At 3 they're not far off starting school, nursery should be starting to prepare them for that and following instructions is important. It's one thing to allow a single child at home to run riot but with a larger group more structure is needed. A reception teacher can always spot the children who haven't been to nursery, they have poor social skills and are very clingy.

dollydaydream114 · 13/09/2019 11:44

They are expected to go to the loo by themselves too and must be fully potty trained

Well, that seems pretty reasonable to me? They have to have a level of independence to thrive every day in a large group. If they still need nappies changing or bums wiping then they need a different type of care and a different environment.

Regarding playing ‘a bit rough’ and ‘running wild’, that’s fine for outside but not so fine indoors. Also, it very much favours the boisterous confident kids rather than the quieter ones who prefer to sit and do playdough or do role play games. A lot of kids really struggle in chaos. You need a happy medium, really.

HarleyMerlin · 13/09/2019 11:56

My littlest goes to a school nursery, she has additional needs and so I've spent a bit more time there than most parents, helping her settle and discussing her needs etc. In ours the whole thing is completely play based, which I would always expect from a nursery. But I see the staff engaging the children at every possible opportunity and it is incredible. They go up to a child playing and depending on the child they might just be encouraging them to talk, to use descriptive language etc or they might be encouraging writing or maths skills - not in a 'sit down and write' way but in a playful way. When the child is bored or distracted they staff don't stop them moving on to the next activity. My own child is miles behind the other 3 year olds but all the staff engage with her appropriately, not just her own one2one and involve her in everything that is going on.

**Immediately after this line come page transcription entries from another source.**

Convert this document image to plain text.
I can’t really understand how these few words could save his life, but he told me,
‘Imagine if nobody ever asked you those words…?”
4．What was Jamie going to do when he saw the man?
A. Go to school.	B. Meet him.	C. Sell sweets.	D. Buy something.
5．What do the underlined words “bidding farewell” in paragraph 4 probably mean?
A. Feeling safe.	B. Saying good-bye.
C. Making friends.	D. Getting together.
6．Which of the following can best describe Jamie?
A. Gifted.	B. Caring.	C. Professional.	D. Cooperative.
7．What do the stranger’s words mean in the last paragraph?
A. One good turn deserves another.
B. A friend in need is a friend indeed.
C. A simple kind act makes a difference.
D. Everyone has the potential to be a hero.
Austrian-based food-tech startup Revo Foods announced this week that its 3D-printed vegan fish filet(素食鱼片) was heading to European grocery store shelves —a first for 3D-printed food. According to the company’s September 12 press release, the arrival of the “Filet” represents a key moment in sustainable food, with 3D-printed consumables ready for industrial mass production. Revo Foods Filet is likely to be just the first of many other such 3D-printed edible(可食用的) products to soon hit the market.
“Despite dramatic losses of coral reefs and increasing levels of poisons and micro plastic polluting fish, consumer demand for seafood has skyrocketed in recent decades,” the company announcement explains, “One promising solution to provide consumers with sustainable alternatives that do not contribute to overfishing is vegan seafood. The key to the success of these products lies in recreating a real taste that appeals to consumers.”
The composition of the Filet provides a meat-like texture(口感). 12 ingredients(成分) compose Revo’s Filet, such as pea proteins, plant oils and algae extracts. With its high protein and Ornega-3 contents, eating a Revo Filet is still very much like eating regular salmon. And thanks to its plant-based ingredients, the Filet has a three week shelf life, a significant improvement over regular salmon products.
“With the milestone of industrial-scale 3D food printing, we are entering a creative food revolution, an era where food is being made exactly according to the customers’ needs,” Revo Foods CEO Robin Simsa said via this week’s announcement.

Not sure what my point was 😂 I think it was that school nurseries necessarily strict or uncaring.

flirtygirl · 13/09/2019 20:41

And then we wonder why UK kids are amongst the most stressed in the world.

VenusClapTrap · 13/09/2019 21:03

That is life, it is not all joy and sunshine even at three.

Fucking hell.

VenusClapTrap · 13/09/2019 21:14

The pre-school my dc attended was very much all joy and sunshine. I never heard kids getting ‘told off’ (and I did a lot of parent helping; it was expected). It was gentle correcting and guiding, as has been described by pp. There was a very calm, gentle atmosphere and the teachers were more like aunties and grannies than teachers.

At 3, the focus was not on preparing them for school, it was on free play and social skills. In our village, Reception is for preparing them for school, and year 1 is where the formal stuff starts.

Op I don’t like the sound of a whole class of unhappy three year olds who have been ‘told off a lot’. I would be looking at other settings.